Coral Ridge Ministries sought damages from the Southern Poverty Law Center (or SPLC) after the Center placed Coral Ridge on a “hate group” map because Coral Ridge Ministries publicly opposed “homosexual conduct,” same-sex marriage and “the homosexual agenda” due to its own religious beliefs and teachings. The SPLC hate-group map made Coral Ridge Ministries ineligible to take part in AmazonSmile, a program from the online retailer that gives a small royalty to non-profits granted access to the Smile program. Amazon’s guidelines bar groups deemed to practice intolerance or hate.

In August 2019, Coral Ridge Ministries claimed in federal district court that the SPLC defamed it by placing the church on a hate-group map and Amazon violated its religious rights. Coral Ridge also argued that it was not a hate group and that it was falsely associated with groups such as the Ku Klux Klan and the American Nazi Party on the same map.

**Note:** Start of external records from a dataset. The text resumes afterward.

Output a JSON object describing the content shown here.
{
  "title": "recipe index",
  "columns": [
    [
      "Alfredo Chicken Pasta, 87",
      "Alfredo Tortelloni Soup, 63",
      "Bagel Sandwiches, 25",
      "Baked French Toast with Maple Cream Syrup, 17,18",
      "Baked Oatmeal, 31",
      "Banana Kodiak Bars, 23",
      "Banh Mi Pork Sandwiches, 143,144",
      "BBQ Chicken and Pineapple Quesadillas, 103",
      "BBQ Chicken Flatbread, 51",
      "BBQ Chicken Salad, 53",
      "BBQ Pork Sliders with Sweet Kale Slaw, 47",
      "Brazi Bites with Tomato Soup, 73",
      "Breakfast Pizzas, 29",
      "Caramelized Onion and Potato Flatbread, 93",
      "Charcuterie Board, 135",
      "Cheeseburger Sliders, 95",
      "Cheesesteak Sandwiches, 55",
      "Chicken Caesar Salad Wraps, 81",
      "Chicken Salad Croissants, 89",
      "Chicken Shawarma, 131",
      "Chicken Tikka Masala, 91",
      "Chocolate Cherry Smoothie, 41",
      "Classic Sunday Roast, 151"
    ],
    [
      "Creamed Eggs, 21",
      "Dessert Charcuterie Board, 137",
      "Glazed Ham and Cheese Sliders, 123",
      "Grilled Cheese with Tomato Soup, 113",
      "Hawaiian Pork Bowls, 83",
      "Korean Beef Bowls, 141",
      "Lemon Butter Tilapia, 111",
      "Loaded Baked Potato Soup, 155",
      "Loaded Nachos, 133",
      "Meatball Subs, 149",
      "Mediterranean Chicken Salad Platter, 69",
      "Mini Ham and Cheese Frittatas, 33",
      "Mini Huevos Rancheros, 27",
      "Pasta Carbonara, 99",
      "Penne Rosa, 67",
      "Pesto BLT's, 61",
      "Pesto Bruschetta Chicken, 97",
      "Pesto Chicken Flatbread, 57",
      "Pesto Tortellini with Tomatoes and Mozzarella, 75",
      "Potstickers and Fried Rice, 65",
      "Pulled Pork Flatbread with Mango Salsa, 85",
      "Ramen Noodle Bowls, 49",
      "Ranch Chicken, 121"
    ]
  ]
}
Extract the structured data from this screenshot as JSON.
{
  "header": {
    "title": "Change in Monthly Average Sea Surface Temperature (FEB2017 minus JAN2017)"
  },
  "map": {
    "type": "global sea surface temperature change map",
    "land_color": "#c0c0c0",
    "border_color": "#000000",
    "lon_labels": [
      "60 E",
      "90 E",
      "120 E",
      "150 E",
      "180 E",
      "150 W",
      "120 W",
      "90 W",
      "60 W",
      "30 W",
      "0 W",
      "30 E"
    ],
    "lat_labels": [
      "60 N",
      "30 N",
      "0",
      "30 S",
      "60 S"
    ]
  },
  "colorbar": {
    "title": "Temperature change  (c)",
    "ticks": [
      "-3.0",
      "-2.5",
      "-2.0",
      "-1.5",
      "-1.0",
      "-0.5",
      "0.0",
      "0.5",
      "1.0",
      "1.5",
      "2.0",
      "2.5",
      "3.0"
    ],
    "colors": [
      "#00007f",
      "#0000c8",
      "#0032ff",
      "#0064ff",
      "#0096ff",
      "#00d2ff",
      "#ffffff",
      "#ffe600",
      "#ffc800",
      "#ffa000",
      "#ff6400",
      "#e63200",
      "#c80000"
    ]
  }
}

A judge ruled that the SPLC’s labeling of Coral Ridge Ministries was protected First Amendment speech since Coral Ridge Ministries met the definition of a public figure. It also said the term “hate group” lacked a common definition and could not be proven true or false under the actual malice standard. Finally, the court also concluded that Amazon’s actions did not violate Title II of the Civil Rights Act of 1964 and that Coral Ridge Ministries’ remedy would violate Amazon’s First Amendment speech rights. In the Eleventh Circuit, a three-judge panel upheld that decision.

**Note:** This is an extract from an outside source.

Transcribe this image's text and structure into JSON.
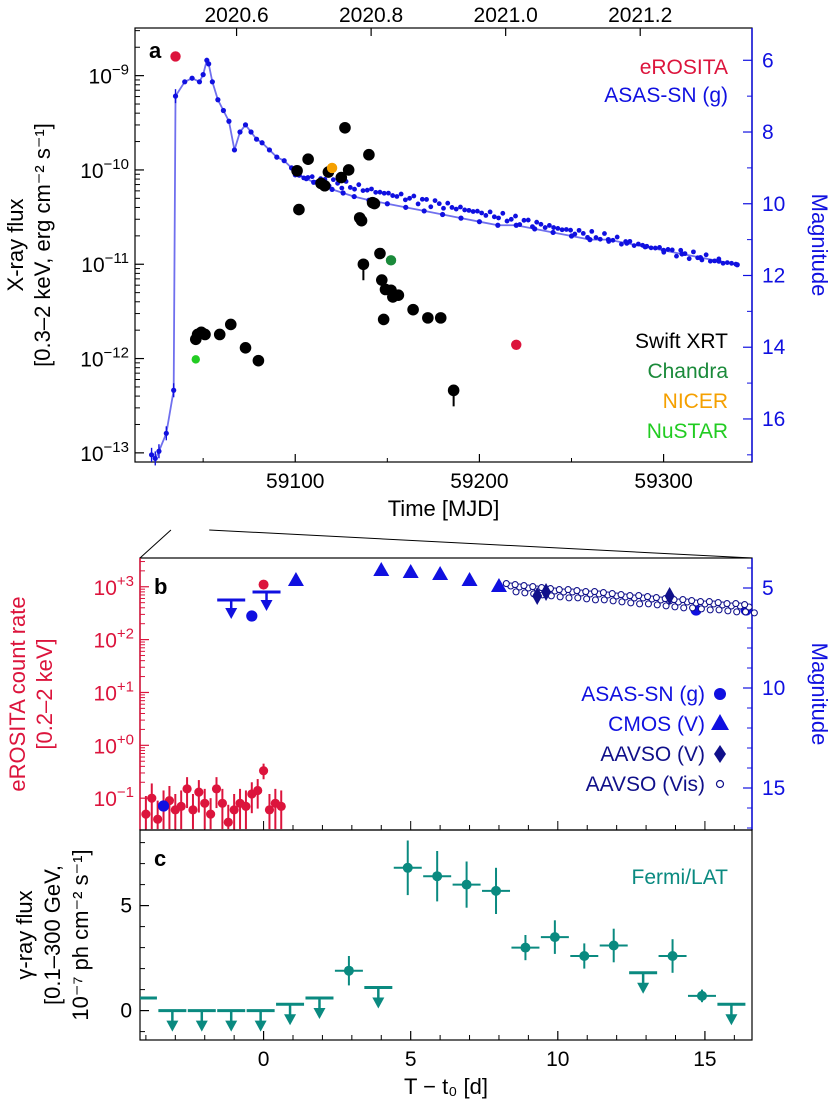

Coral Ridge Ministries proposed a two-part question to the Supreme Court in its appeal: Should the Supreme Court reconsider its New York Times v. Sullivan precedent and if so, could the court limit its actual-malice rule to public officials (and not public figures such as Coral Ridge Ministries)?

Justice Thomas was the only justice to file an opinion after the denial of review. Thomas pointed to his 2019 dissent in another case denial, McKee v. Cosby: “New York Times and the Court’s decisions extending it were policy-driven decisions masquerading as constitutional law.” Thomas specifically wanted to review the actual malice standard. “This case is one of many showing how New York Times and its progeny have allowed media organizations and interest groups ‘to cast false aspersions on public figures with near impunity.’” The actual malice standard, Thomas said, was almost impossible to satisfy.